IEEE Trans Cybern. 2022 Jun;52(6):4520-4533. doi: 10.1109/TCYB.2020.3029423. Epub 2022 Jun 16.
Visual question answering (VQA) has gained increasing attention in both natural language processing and computer vision. The attention mechanism plays a crucial role in relating the question to meaningful image regions for answer inference. However, most existing VQA methods: 1) learn the attention distribution either from free-form regions or detection boxes in the image, which is intractable in answering questions about the foreground object and background form, respectively and 2) neglect the prior knowledge of human attention and learn the attention distribution with an unguided strategy. To fully exploit the advantages of attention, the learned attention distribution should focus more on the question-related image regions, such as human attention for both the questions, about the foreground object and background form. To achieve this, this article proposes a novel VQA model, called adversarial learning of supervised attentions (ALSAs). Specifically, two supervised attention modules: 1) free form-based and 2) detection-based, are designed to exploit the prior knowledge for attention distribution learning.

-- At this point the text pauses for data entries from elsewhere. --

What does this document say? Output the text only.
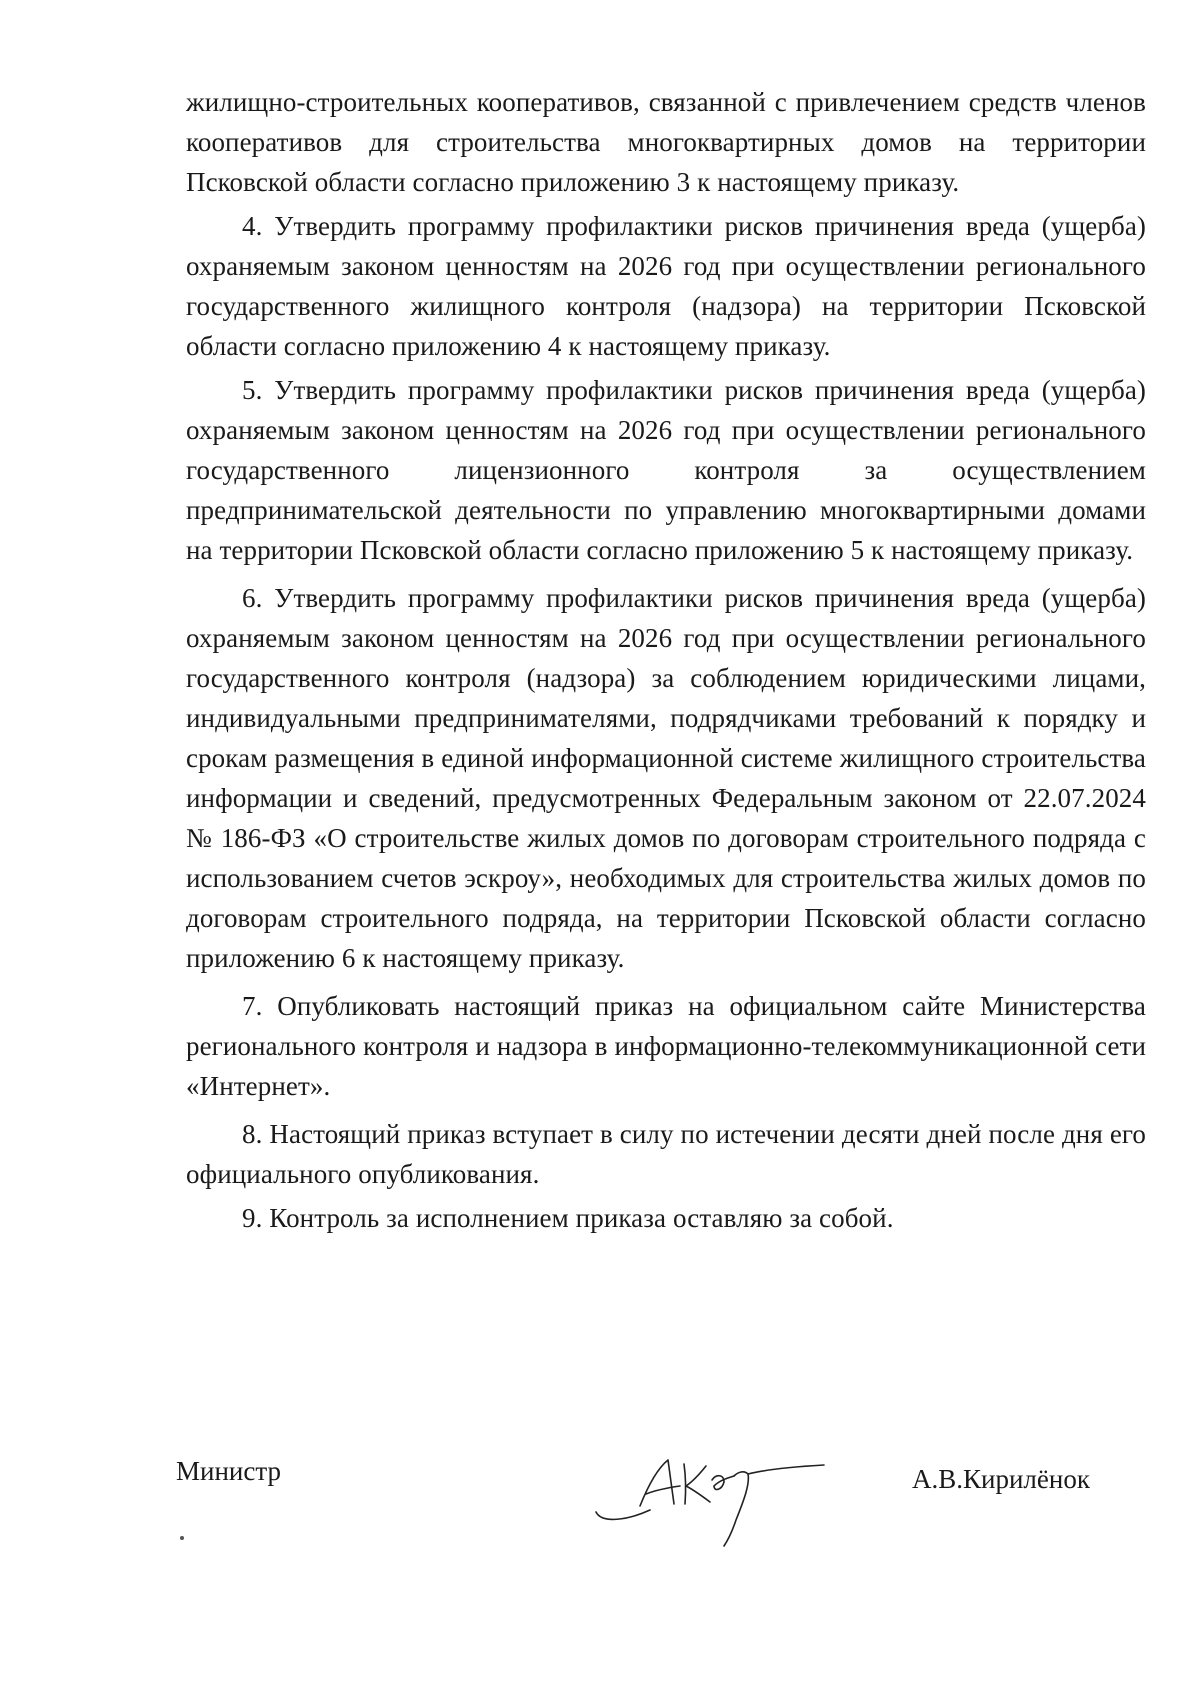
жилищно-строительных кооперативов, связанной с привлечением средств членов кооперативов для строительства многоквартирных домов на территории Псковской области согласно приложению 3 к настоящему приказу.

4. Утвердить программу профилактики рисков причинения вреда (ущерба) охраняемым законом ценностям на 2026 год при осуществлении регионального государственного жилищного контроля (надзора) на территории Псковской области согласно приложению 4 к настоящему приказу.

5. Утвердить программу профилактики рисков причинения вреда (ущерба) охраняемым законом ценностям на 2026 год при осуществлении регионального государственного лицензионного контроля за осуществлением предпринимательской деятельности по управлению многоквартирными домами на территории Псковской области согласно приложению 5 к настоящему приказу.

6. Утвердить программу профилактики рисков причинения вреда (ущерба) охраняемым законом ценностям на 2026 год при осуществлении регионального государственного контроля (надзора) за соблюдением юридическими лицами, индивидуальными предпринимателями, подрядчиками требований к порядку и срокам размещения в единой информационной системе жилищного строительства информации и сведений, предусмотренных Федеральным законом от 22.07.2024 № 186-ФЗ «О строительстве жилых домов по договорам строительного подряда с использованием счетов эскроу», необходимых для строительства жилых домов по договорам строительного подряда, на территории Псковской области согласно приложению 6 к настоящему приказу.

7. Опубликовать настоящий приказ на официальном сайте Министерства регионального контроля и надзора в информационно-телекоммуникационной сети «Интернет».

8. Настоящий приказ вступает в силу по истечении десяти дней после дня его официального опубликования.

9. Контроль за исполнением приказа оставляю за собой.

Министр	А.В.Кирилёнок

To effectively learn the correlations between the question and image from different views, that is, free-form regions and detection boxes, an adversarial learning mechanism is implemented as an interplay between two supervised attention modules. The adversarial learning reinforces the two attention modules mutually to make the learned multiview features more effective for answer inference. The experiments performed on three commonly used VQA datasets confirm the favorable performance of ALSA.

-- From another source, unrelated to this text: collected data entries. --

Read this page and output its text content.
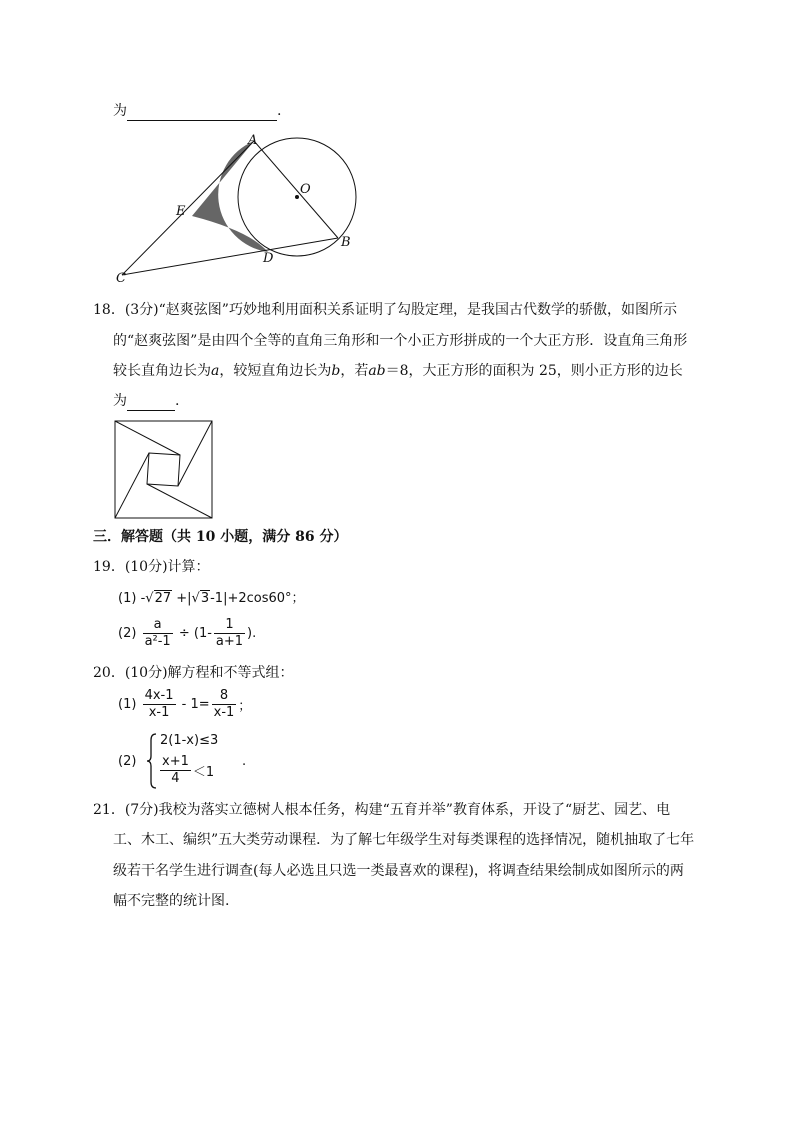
为	.
A
O
E
B
D
C
18．(3分)“赵爽弦图”巧妙地利用面积关系证明了勾股定理，是我国古代数学的骄傲，如图所示
的“赵爽弦图”是由四个全等的直角三角形和一个小正方形拼成的一个大正方形．设直角三角形
较长直角边长为a，较短直角边长为b，若ab＝8，大正方形的面积为 25，则小正方形的边长
为	.
三．解答题（共 10 小题，满分 86 分）
19．(10分)计算：
(1) -√27 +|√3-1|+2cos60°；
$(2) \frac{a}{\text{a²-1}} \div (1- \frac{1}{a+1}$ ).
20．(10分)解方程和不等式组：
$(1) \frac{4x-1}{x-1} - 1= \frac{8}{x-1}$ ；
(2)
2(1-x)≤3
$\frac{x+1}{4} <1$
.
21．(7分)我校为落实立德树人根本任务，构建“五育并举”教育体系，开设了“厨艺、园艺、电
工、木工、编织”五大类劳动课程．为了解七年级学生对每类课程的选择情况，随机抽取了七年
级若干名学生进行调查(每人必选且只选一类最喜欢的课程)，将调查结果绘制成如图所示的两
幅不完整的统计图.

视觉问答 (VQA) 在自然语言处理和计算机视觉领域受到了越来越多的关注。注意力机制在将问题与图像中有意义的区域相关联以进行答案推断方面起着至关重要的作用。然而,大多数现有的 VQA 方法:1)从图像中的自由形式区域或检测框中学习注意力分布,这在回答关于前景对象和背景形式的问题时分别是棘手的,2)忽略了人类注意力的先验知识,并采用无指导的策略来学习注意力分布。为了充分利用注意力的优势,学习到的注意力分布应该更集中于与问题相关的图像区域,例如人类对关于前景对象和背景形式的问题的注意力。为了实现这一点,本文提出了一种新的 VQA 模型,称为监督注意力的对抗学习(ALSAs)。具体来说,设计了两个监督注意力模块:1)基于自由形式的和 2)基于检测的,用于利用注意力分布学习的先验知识。为了从不同的视角(即自由形式的区域和检测框)有效地学习问题和图像之间的相关性,实现了对抗学习机制,作为两个监督注意力模块之间的相互作用。对抗学习相互加强两个注意力模块,使学习到的多视图特征更有效地进行答案推断。在三个常用的 VQA 数据集上进行的实验证实了 ALSA 的良好性能。